RCL #7- It’s What I Do


The two photos that struck me the most were of Kahindo and her children (13th photo after page 210) and of the American soldiers carrying their comrade in a body bag (18th photo after page 210).  I think that Addario’s photos are composed like works of art, and that’s what makes them so captivating.  In the picture of Kahindo, Addario brilliantly uses lighting and the negative space to create movement across the photograph and draw your eyes to Kahindo’s illuminated face.  Her composition, lighting, and use of color in the soldier photograph is amazing, too.  What really strikes me about these photographs is the story they convey without words.  Kahindo’s photograph shows her and her children, shrouded in the darkness, gazing at the light- light that could represent the hope that they have for life after the escape.  Similarly, the photograph of the soldiers conveys the feelings of the scene- the soldiers’ heads are hung low as they carry an at-first inconspicuous bag through a green haze.  When you look at that photograph, you feel the emotional weight of having to carry a dead comrade, but also the cognitive dissonance of that very action being a common occurrence on the war front.  It’s amazing what she can make you feel and know, even if you hadn’t read the scenes the photos portrayed.

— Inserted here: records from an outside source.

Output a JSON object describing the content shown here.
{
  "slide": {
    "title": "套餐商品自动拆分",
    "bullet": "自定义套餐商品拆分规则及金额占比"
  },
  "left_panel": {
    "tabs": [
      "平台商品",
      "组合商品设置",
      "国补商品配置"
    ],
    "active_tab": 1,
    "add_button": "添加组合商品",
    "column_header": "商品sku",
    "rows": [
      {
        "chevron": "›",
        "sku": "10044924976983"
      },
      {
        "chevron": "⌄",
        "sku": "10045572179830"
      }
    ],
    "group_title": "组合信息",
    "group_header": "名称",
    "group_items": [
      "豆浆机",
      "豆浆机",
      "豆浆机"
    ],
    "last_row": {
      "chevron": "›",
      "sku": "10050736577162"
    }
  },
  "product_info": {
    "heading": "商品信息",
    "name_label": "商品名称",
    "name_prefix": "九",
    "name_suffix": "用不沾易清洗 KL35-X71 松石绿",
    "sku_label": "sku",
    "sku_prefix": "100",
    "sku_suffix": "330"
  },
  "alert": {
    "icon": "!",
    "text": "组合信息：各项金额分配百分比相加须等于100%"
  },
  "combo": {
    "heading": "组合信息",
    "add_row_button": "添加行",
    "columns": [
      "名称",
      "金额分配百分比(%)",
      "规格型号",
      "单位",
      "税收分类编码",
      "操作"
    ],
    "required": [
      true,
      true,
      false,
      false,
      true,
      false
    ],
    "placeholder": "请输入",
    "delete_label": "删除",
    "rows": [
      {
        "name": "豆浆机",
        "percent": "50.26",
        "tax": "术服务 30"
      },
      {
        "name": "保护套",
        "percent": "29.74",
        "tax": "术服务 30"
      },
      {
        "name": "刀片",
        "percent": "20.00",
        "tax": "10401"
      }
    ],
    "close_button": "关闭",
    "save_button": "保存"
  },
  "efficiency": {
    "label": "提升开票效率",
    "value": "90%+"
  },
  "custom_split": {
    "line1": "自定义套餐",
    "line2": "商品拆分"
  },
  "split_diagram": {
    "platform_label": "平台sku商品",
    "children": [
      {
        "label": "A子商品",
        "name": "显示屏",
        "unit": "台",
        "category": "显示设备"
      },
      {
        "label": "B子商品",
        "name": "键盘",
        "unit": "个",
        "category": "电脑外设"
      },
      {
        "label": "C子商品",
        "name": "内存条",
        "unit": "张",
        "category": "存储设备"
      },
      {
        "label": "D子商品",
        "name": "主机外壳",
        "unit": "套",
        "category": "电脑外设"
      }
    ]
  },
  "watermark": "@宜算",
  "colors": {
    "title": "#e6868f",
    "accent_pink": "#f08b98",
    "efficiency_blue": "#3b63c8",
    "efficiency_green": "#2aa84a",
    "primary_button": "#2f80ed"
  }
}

In my own blog, I have some great opportunities to use photographs.  So far, I’ve used them to educate, but in the future I could use media to convey what my feelings of excitement and inspire that in others through astrophotography.  There is something so wondrous about seeing a planet or a galaxy through a telescope, and words often can’t do the sight justice.  When people think of space they think of Hubble images or those from satellites, but often don’t know what space looks like from Earth.  When they find out, they are often pleasantly surprised.  I once showed a friend a picture I took of Saturn through a telescope and he said, “Oh my god, that’s amazing! I didn’t know you could see the rings!”  I would hope that in including some astrophotography, I can inspire a few people to feel what I felt looking through the telescope and possibly seek out a similar experience for themselves.